D'abord, il faut bien se rendre à l'évidence, le choix stratégique de l'ouverture du pays a été payant. Entre 1987 et 2005, les exportations tunisiennes ont été multipliées par 8. Pour la seule période d'exécution du 10e plan (2002-2005), les exportations ont augmenté de 40% environ, soit une moyenne annuelle de 10%. La performance n'est pas du moindre compte tenu de la conjoncture internationale et de l'atonie de la demande mondiale et particulièrement européenne qui y a prévalue.

Du coup, le taux de couverture de la balance commerciale tunisienne a évolué fortement, atteignant presque 80%. Un score inégalé.

Non seulement l'économie tunisienne ne cesse de s'ouvrir à l'extérieur - son taux d'ouverture, c'est-à-dire la part des exportations et des importations dans le PIB, a dépassé la barre de 81% en 2005- mais elle maintient résolument le cap de l'exportation - le taux d'effort à l'exportation qui mesure le rapport entre les exportations et le PIB s'établit à 36% en 2005 contre 25.6% il y 10 ans.

Certes, le textile et l'habillement tiennent le haut du pavé de l'exportation.
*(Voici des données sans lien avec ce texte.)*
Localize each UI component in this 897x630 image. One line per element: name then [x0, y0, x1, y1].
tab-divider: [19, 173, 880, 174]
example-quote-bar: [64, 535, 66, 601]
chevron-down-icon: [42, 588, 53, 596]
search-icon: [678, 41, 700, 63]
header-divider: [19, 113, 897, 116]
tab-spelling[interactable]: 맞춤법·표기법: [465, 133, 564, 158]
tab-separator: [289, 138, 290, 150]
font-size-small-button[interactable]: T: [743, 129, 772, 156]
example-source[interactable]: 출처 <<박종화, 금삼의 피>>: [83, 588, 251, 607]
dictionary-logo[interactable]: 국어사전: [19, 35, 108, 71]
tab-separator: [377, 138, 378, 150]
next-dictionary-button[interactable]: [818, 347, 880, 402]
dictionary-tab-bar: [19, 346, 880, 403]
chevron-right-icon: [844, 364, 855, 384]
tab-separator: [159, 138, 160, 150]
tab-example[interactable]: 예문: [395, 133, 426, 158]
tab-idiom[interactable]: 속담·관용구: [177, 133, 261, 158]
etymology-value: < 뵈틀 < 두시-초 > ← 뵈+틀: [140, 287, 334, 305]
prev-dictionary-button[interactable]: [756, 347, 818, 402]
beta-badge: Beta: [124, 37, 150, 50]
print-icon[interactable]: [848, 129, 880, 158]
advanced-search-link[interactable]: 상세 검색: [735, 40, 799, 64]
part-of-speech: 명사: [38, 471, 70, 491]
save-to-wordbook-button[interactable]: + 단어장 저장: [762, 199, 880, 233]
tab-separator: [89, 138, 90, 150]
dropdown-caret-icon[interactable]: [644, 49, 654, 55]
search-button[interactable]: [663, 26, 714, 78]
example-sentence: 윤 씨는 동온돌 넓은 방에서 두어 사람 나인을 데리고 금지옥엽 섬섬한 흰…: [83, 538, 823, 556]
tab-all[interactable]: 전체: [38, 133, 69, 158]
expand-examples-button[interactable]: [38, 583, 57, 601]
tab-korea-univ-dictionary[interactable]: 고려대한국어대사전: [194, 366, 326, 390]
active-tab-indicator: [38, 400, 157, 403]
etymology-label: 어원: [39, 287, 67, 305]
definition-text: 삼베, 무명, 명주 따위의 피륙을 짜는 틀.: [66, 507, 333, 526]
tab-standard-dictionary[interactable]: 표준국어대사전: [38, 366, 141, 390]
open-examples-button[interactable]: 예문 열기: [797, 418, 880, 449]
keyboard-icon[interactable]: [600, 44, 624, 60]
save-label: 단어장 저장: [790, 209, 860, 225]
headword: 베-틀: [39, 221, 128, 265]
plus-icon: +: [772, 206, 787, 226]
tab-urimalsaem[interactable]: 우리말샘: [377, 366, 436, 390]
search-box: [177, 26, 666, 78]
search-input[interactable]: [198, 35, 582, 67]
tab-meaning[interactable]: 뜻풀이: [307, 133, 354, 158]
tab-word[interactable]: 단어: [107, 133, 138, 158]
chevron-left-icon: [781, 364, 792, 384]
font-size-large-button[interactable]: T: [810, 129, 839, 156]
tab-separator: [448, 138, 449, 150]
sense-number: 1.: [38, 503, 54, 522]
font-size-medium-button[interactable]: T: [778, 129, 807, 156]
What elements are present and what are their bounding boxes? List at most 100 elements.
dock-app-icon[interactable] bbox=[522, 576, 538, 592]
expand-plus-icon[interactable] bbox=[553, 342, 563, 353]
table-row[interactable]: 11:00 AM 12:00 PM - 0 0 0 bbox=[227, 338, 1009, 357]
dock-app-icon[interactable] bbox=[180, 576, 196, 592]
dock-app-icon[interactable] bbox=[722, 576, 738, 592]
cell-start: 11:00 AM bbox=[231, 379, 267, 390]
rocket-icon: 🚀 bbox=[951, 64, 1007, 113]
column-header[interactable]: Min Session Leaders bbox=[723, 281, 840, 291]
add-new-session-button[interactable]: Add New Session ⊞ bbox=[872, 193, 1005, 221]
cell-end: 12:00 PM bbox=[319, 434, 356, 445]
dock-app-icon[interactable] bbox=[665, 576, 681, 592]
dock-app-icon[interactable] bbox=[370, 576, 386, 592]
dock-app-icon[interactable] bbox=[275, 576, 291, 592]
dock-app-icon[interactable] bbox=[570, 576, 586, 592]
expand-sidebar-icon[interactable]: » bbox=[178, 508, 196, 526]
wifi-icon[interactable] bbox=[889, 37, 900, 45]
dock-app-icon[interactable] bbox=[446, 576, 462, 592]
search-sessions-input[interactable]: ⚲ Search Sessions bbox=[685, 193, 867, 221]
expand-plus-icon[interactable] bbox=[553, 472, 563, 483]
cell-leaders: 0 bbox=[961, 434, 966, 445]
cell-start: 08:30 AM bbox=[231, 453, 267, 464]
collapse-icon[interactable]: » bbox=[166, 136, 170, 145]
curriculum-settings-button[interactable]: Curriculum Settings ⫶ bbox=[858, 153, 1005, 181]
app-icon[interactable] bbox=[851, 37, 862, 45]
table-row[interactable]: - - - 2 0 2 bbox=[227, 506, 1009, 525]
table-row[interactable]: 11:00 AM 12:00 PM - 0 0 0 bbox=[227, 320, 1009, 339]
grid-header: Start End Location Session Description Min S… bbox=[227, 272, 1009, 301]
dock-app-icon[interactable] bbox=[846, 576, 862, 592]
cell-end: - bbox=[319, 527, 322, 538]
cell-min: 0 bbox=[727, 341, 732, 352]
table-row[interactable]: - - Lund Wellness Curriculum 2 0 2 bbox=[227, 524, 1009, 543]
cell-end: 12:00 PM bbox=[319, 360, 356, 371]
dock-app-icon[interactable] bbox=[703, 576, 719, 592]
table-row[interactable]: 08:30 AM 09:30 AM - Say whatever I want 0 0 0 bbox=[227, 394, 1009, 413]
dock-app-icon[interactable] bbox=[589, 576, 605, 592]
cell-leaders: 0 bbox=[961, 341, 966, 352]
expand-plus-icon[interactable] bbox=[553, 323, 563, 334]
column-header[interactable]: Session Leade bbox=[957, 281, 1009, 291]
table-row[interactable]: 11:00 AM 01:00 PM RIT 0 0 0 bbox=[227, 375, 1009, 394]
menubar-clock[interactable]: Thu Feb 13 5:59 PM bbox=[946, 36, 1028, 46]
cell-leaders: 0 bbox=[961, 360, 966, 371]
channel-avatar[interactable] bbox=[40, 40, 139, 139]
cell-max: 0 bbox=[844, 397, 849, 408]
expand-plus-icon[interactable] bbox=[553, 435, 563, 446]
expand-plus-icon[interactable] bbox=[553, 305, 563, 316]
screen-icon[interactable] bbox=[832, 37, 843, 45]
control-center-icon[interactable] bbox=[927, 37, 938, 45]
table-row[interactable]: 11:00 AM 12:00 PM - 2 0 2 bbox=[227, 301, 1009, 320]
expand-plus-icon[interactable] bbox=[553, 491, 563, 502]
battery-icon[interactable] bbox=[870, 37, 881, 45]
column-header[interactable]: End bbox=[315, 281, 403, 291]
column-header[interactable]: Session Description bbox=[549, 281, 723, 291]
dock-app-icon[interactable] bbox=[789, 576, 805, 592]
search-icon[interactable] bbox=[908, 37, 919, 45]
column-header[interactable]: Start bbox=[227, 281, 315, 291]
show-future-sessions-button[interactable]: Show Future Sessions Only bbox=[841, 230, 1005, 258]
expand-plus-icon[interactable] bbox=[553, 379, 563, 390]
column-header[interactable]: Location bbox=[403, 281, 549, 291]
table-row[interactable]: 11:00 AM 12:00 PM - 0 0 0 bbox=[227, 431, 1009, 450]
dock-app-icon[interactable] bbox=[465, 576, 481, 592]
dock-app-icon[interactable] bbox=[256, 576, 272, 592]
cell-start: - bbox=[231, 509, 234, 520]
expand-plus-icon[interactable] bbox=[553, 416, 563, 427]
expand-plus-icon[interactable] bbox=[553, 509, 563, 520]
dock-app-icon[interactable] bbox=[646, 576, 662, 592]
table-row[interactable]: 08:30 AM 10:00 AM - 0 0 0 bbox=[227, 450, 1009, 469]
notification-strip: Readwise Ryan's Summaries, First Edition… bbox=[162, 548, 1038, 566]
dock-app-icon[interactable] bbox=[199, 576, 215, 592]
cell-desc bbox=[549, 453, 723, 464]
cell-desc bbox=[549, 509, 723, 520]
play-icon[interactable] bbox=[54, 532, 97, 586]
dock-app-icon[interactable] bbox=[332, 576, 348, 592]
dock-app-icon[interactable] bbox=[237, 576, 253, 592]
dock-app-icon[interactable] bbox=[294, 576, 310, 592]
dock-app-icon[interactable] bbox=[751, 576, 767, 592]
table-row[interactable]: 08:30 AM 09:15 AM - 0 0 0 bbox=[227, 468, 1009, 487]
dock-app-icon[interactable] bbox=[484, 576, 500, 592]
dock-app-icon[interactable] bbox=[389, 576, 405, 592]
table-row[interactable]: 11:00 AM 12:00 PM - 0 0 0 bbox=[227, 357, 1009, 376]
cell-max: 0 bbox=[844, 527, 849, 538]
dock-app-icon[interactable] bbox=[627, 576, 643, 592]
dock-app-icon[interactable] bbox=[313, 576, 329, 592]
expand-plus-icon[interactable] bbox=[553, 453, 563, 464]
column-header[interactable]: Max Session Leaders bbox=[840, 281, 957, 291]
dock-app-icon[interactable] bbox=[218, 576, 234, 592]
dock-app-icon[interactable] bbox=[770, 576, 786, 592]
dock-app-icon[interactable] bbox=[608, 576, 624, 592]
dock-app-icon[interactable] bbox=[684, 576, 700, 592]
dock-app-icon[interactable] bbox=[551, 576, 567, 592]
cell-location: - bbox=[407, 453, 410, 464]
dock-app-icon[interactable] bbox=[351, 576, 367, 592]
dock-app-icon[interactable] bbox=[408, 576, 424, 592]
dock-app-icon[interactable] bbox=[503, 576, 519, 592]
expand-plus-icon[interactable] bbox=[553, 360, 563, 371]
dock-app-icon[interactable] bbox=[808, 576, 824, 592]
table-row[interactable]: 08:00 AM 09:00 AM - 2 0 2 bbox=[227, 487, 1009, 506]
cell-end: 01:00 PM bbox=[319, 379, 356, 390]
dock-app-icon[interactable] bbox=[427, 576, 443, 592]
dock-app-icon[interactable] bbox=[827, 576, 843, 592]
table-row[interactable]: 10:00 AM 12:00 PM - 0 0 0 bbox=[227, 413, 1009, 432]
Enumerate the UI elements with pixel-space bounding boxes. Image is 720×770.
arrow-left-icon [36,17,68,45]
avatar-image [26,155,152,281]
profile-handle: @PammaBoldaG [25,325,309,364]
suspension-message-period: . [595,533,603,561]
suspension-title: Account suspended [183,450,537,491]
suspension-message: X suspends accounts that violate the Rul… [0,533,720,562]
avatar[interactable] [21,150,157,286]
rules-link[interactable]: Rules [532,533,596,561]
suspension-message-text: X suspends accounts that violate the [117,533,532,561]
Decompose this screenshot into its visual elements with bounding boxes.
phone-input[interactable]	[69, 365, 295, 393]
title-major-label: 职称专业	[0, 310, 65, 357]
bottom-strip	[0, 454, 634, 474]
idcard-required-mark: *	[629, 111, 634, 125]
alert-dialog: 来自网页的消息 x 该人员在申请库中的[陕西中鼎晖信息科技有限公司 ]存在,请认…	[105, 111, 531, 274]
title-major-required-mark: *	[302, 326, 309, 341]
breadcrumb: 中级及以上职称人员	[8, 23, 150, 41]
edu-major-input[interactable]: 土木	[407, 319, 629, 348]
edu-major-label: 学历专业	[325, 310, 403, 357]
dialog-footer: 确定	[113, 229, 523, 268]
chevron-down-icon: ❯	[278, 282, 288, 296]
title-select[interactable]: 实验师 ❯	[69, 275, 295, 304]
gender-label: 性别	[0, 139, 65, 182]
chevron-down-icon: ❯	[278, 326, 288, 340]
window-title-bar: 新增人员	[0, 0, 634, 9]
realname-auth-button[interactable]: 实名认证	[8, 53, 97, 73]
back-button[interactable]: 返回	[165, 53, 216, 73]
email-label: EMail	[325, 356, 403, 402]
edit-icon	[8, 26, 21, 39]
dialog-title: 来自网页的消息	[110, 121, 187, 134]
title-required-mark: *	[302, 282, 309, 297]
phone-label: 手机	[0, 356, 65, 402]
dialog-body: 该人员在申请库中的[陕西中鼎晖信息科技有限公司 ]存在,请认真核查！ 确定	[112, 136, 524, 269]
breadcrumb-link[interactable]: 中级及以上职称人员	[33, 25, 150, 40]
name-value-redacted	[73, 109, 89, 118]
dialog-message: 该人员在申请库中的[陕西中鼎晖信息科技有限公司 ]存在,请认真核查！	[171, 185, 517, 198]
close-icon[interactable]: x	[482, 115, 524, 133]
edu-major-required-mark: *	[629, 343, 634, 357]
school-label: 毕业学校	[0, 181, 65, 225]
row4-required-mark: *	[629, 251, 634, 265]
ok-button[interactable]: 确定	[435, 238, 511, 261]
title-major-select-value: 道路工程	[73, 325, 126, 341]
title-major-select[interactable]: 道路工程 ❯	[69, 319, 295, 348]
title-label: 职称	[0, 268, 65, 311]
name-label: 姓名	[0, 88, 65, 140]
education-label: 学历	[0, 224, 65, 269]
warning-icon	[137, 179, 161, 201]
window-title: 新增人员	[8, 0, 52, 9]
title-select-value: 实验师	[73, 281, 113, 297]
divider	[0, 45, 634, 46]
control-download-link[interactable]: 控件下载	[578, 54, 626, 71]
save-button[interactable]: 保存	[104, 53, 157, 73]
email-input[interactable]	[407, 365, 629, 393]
Mais il faudra dorénavant compter aussi sur le IME (Industries mécaniques, électriques et électroniques) et même les IAA (Industrie agro-alimentaire).

Toutefois, sur ce tableau idyllique, il existe des points sombres. En effet, il semble bien que le pays n'ait pas saisi efficacement l'opportunité de l'entrée des 10 nouveaux pays de l'Europe centrale et orientale (PECO) dans le giron de l'Union Européenne. Apparamment, les opérateurs tunisiens se sont simplement contentés de prospecter ces marchés pour importer, creusant davantage le déficit commercial avec cette zone.

Plus sérieux encore avec la région asiatique. Il est vrai qu'en 2005, les exportations tunisiennes ont progressé de plus de 30% en Asie. Mais cette accroissement demeure, somme toute, relatif. Car, en terme absolu, l'écart est conséquent: les exportations tunisiennes vers l'Asie se chiffrent à 500 MD environ, alors que ses importations de la même zone affichent plus de 1,7 milliards de dinars ; soit plus du triple. Un détail : les importations d'Asie ont bondi de 47% entre 2003 et 2005. Et la Chine n'est d'ailleurs pas étrangère au phénomène.
L'empire du milieu est devenu le 6ème fournisseur de la Tunisie.